[lbo-talk] Pollan: WITBD to reform the industrial food system

Andy andy274 at gmail.com
Sat Oct 11 10:00:44 PDT 2008


On Fri, Oct 10, 2008 at 11:37 PM, Dwayne Monroe <dwayne.monroe at gmail.com> wrote:


> Of course, during the oil age we've heavily used hydrocarbons to provide the
> energy part of the mix -- after all, it's a powerful and versatile fuel --
> but that's far from essential.

Not essential, but the concern about diminishing reserves of fossil fuels (or more to the point, the rate at which they can be drawn) is more about the cost of replacements in quantity than about whether there are replacements at all.

The link you provided goes on:

<http://www.garyjones.org/mt/archives/000303.html>

[....]

The problem [of the exhaustion of mined nitrates] became intense as the world girded for the war to end war. It is fitting that a Norwegian physicist Kristian Birkeland who was trying to develop a rail gun in order to attract funding for his research into electromagnetism accidentally discovered how to make nitrates with electricity when his experiment exploded due to a short circuit. He could smell nitrates in the smoky air and realized that he had just made fertilizer. He partnered with Sam Eyde, a civil engineer interested in hydroelectric power, to develop a fertilizer plant using the newly patented Birkeland-Eyde process for the production of Norgesalpeter - Norwegian Saltpeter, i.e. calcium nitrate. This made sense because there was no good way to use all that Norwegian electricity until power transmission from remote locations was developed some years later.

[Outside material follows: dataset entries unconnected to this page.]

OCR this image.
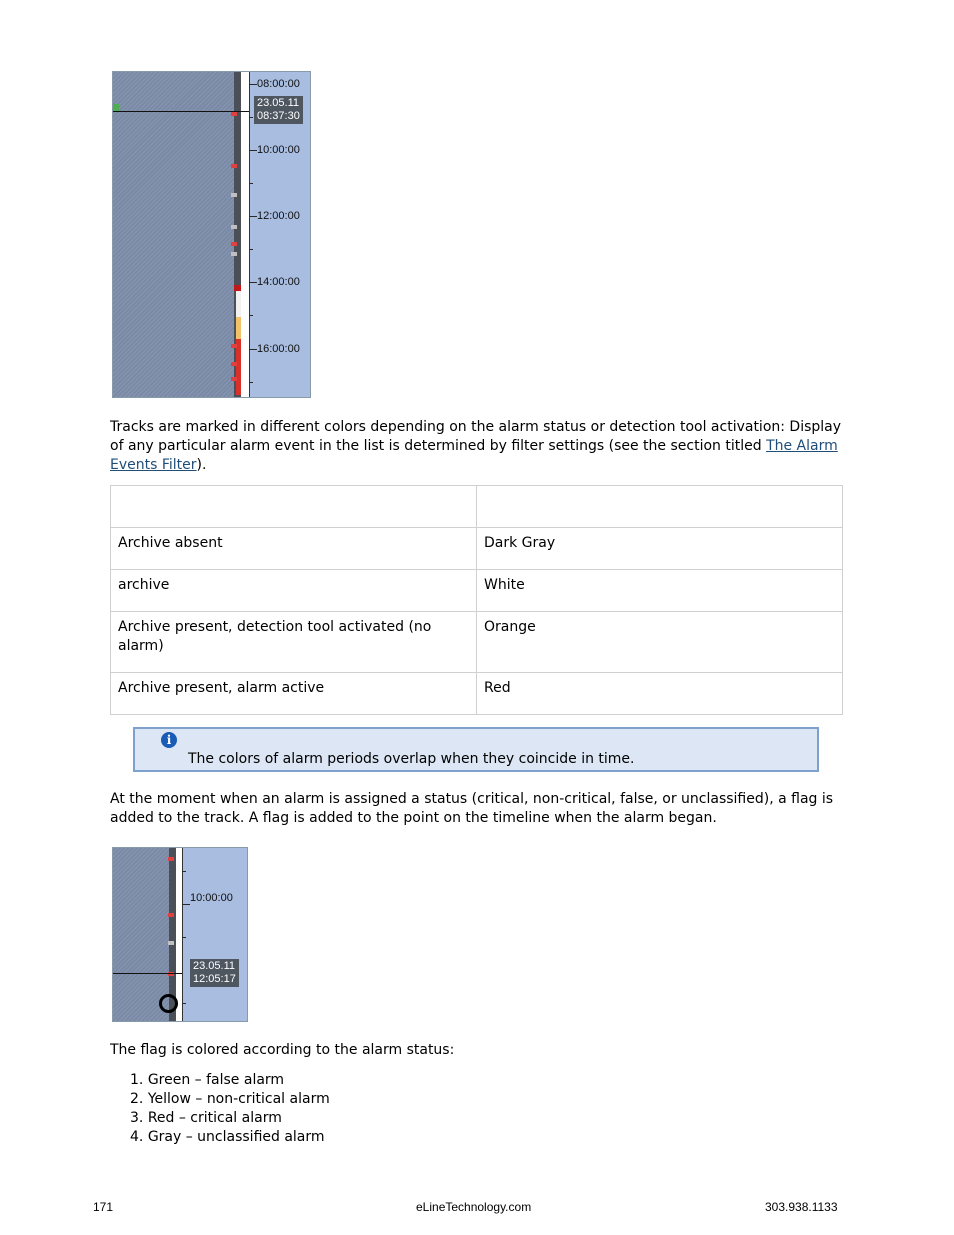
08:00:00
10:00:00
12:00:00
14:00:00
16:00:00
23.05.11
08:37:30
Tracks are marked in different colors depending on the alarm status or detection tool activation: Display of any particular alarm event in the list is determined by filter settings (see the section titled The Alarm Events Filter).

Archive absent	Dark Gray
archive	White
Archive present, detection tool activated (no alarm)	Orange
Archive present, alarm active	Red
i
The colors of alarm periods overlap when they coincide in time.
At the moment when an alarm is assigned a status (critical, non-critical, false, or unclassified), a flag is added to the track. A flag is added to the point on the timeline when the alarm began.
10:00:00
23.05.11
12:05:17
The flag is colored according to the alarm status:
1. Green – false alarm
2. Yellow – non-critical alarm
3. Red – critical alarm
4. Gray – unclassified alarm
171	eLineTechnology.com	303.938.1133
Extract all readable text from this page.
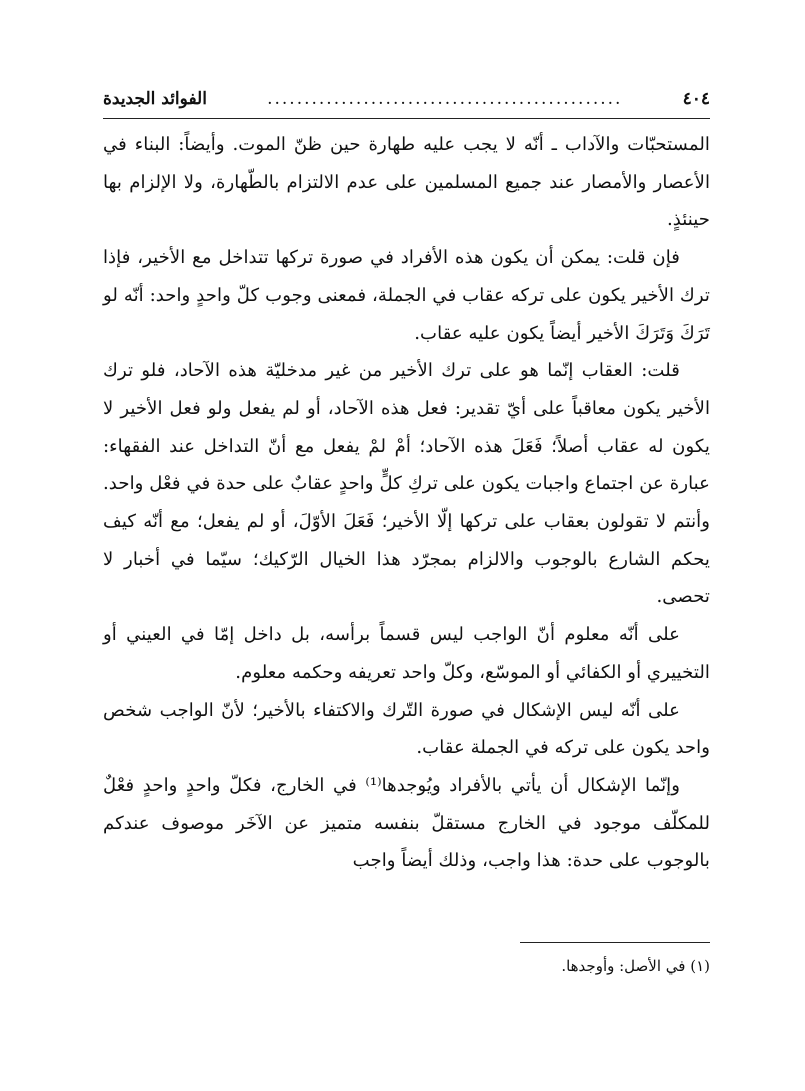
٤٠٤
................................................
الفوائد الجديدة

المستحبّات والآداب ـ أنّه لا يجب عليه طهارة حين ظنّ الموت. وأيضاً: البناء في الأعصار والأمصار عند جميع المسلمين على عدم الالتزام بالطّهارة، ولا الإلزام بها حينئذٍ.

فإن قلت: يمكن أن يكون هذه الأفراد في صورة تركها تتداخل مع الأخير، فإذا ترك الأخير يكون على تركه عقاب في الجملة، فمعنى وجوب كلّ واحدٍ واحد: أنّه لو تَرَكَ وَتَرَكَ الأخير أيضاً يكون عليه عقاب.

قلت: العقاب إنّما هو على ترك الأخير من غير مدخليّة هذه الآحاد، فلو ترك الأخير يكون معاقباً على أيّ تقدير: فعل هذه الآحاد، أو لم يفعل ولو فعل الأخير لا يكون له عقاب أصلاً؛ فَعَلَ هذه الآحاد؛ أمْ لمْ يفعل مع أنّ التداخل عند الفقهاء: عبارة عن اجتماع واجبات يكون على تركِ كلٍّ واحدٍ عقابٌ على حدة في فعْل واحد. وأنتم لا تقولون بعقاب على تركها إلّا الأخير؛ فَعَلَ الأوّلَ، أو لم يفعل؛ مع أنّه كيف يحكم الشارع بالوجوب والالزام بمجرّد هذا الخيال الرّكيك؛ سيّما في أخبار لا تحصى.

على أنّه معلوم أنّ الواجب ليس قسماً برأسه، بل داخل إمّا في العيني أو التخييري أو الكفائي أو الموسّع، وكلّ واحد تعريفه وحكمه معلوم.

على أنّه ليس الإشكال في صورة التّرك والاكتفاء بالأخير؛ لأنّ الواجب شخص واحد يكون على تركه في الجملة عقاب.

وإنّما الإشكال أن يأتي بالأفراد ويُوجدها⁽¹⁾ في الخارج، فكلّ واحدٍ واحدٍ فعْلٌ للمكلّف موجود في الخارج مستقلّ بنفسه متميز عن الآخَر موصوف عندكم بالوجوب على حدة: هذا واجب، وذلك أيضاً واجب

(١) في الأصل: وأوجدها.
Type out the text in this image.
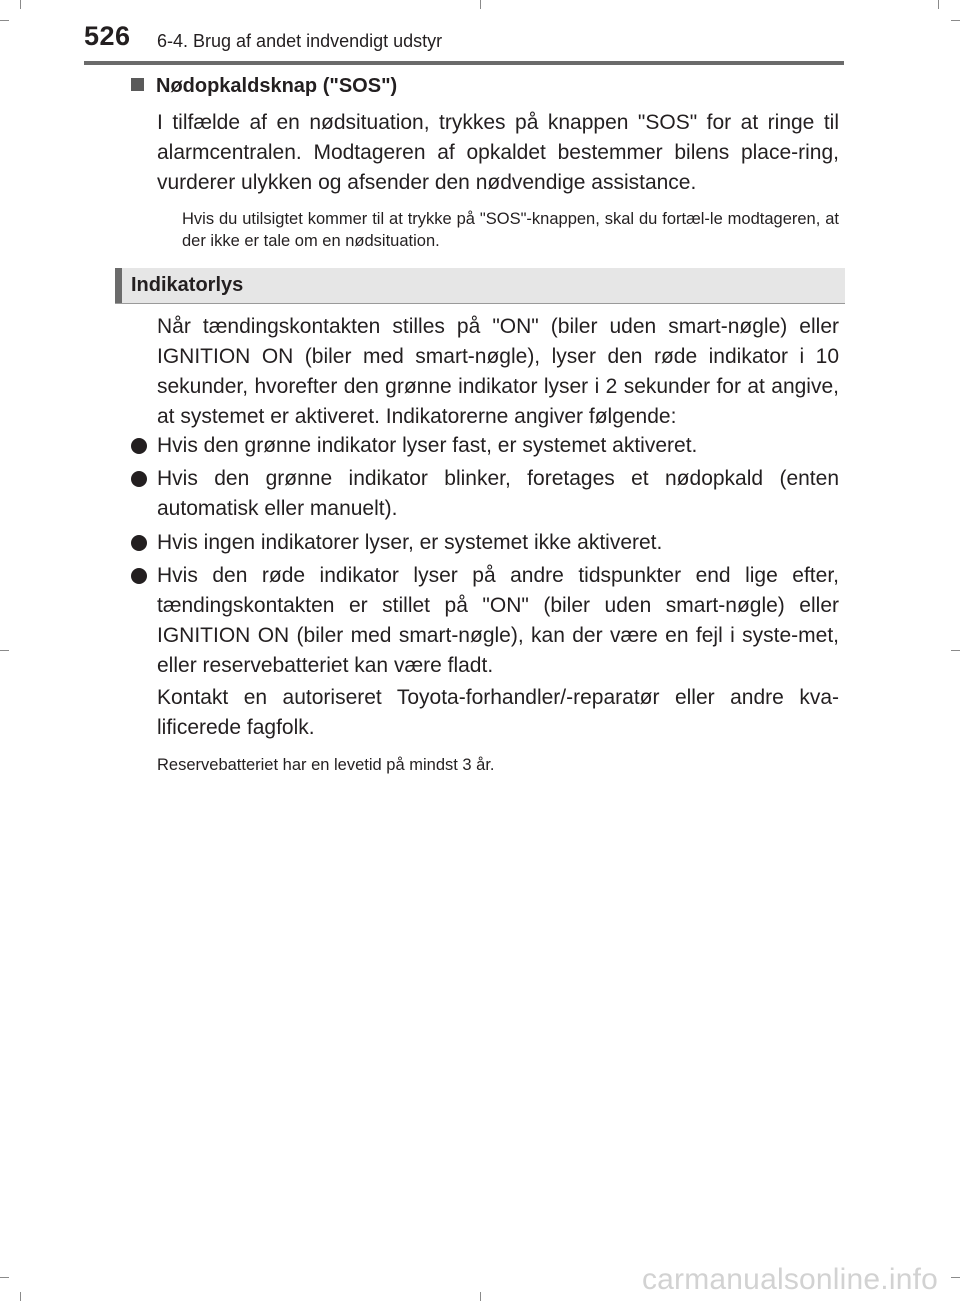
526 6-4. Brug af andet indvendigt udstyr
Nødopkaldsknap ("SOS")
I tilfælde af en nødsituation, trykkes på knappen "SOS" for at ringe til alarmcentralen. Modtageren af opkaldet bestemmer bilens place-ring, vurderer ulykken og afsender den nødvendige assistance.
Hvis du utilsigtet kommer til at trykke på "SOS"-knappen, skal du fortæl-le modtageren, at der ikke er tale om en nødsituation.
Indikatorlys
Når tændingskontakten stilles på "ON" (biler uden smart-nøgle) eller IGNITION ON (biler med smart-nøgle), lyser den røde indikator i 10 sekunder, hvorefter den grønne indikator lyser i 2 sekunder for at angive, at systemet er aktiveret. Indikatorerne angiver følgende:
Hvis den grønne indikator lyser fast, er systemet aktiveret.
Hvis den grønne indikator blinker, foretages et nødopkald (enten automatisk eller manuelt).
Hvis ingen indikatorer lyser, er systemet ikke aktiveret.
Hvis den røde indikator lyser på andre tidspunkter end lige efter, tændingskontakten er stillet på "ON" (biler uden smart-nøgle) eller IGNITION ON (biler med smart-nøgle), kan der være en fejl i syste-met, eller reservebatteriet kan være fladt.
Kontakt en autoriseret Toyota-forhandler/-reparatør eller andre kva-lificerede fagfolk.
Reservebatteriet har en levetid på mindst 3 år.
carmanualsonline.info
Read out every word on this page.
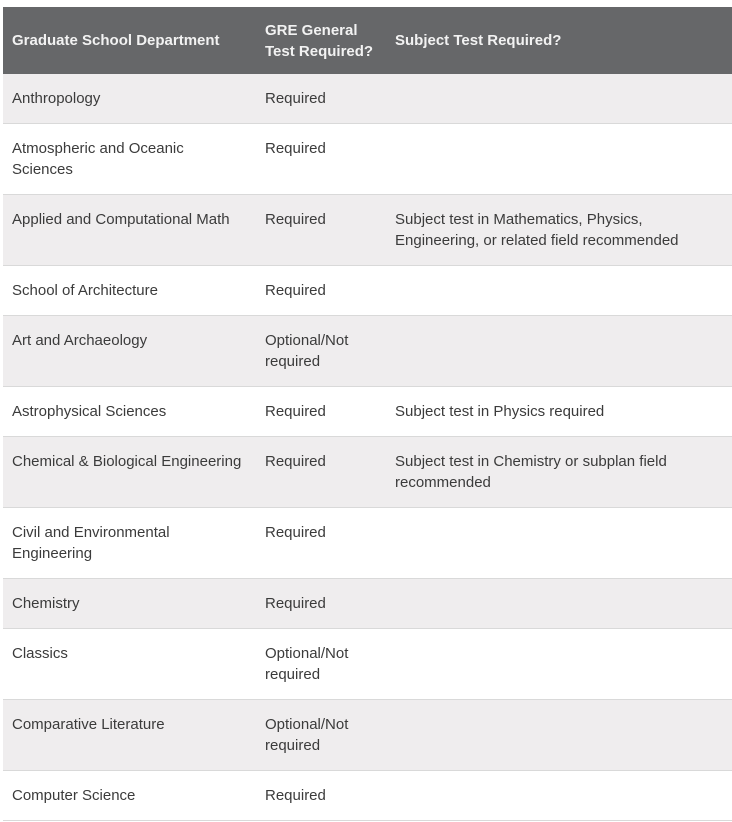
Graduate School Department	GRE General Test Required?	Subject Test Required?
Anthropology	Required	
Atmospheric and Oceanic Sciences	Required	
Applied and Computational Math	Required	Subject test in Mathematics, Physics, Engineering, or related field recommended
School of Architecture	Required	
Art and Archaeology	Optional/Not required	
Astrophysical Sciences	Required	Subject test in Physics required
Chemical & Biological Engineering	Required	Subject test in Chemistry or subplan field recommended
Civil and Environmental Engineering	Required	
Chemistry	Required	
Classics	Optional/Not required	
Comparative Literature	Optional/Not required	
Computer Science	Required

But the Germans had an even greater need for nitrates since they had strained relations with the world, and they also had an advanced chemistry industry. Haber and Bosch developed a cheaper method for nitrate production soon after and the Birkeland-Eyde process was made obsolete. Even Norsk Hydo, the company they founded, licensed the Haber-Bosch process and abandoned Birkeland-Eyde on the advice of Kristian Birkeland. Things got complicated for Norsk Hydo during the war since their customers included Germany and their owners included France, while Norway tried to remain neutral in the war.

[....]

Checking wikipedia on Haber-Bosch....

<http://en.wikipedia.org/wiki/Haber_Bosch_Process>

The Haber process now produces 100 million tons of nitrogen fertilizer per year, mostly in the form of anhydrous ammonia, ammonium nitrate, and urea. 3-5% of world natural gas production is consumed in the Haber process (~1-2% of the world's annual energy supply)[1][12][13][14]. That fertilizer is responsible for sustaining one-third of the Earth's population, as well as various deleterious environmental consequences.[4] Generation of hydrogen using electrolysis of water, using renewable energy, is not currently competitive cost-wise with hydrogen from fossil fuels, such as natural gas, and is responsible for only 4% of current hydrogen production.

[...]

So, yes, fertilizer can be made with electricity, and the original link mentions efforts to produce electricity renewably. But remember efforts like those in Iceland and northern Europe are striving to fulfill a slice of current electrical demand. The fact that electricity is now used for such a small fraction of nitrate production even though it's almost certainly cheaper (however you care to measure that) in industrial quantities than 100 years ago suggests that a shift to using renewable sources for nitrate production will make it dearer in the future.

Hence the peakista emphasis on *cheap* fossil fuels.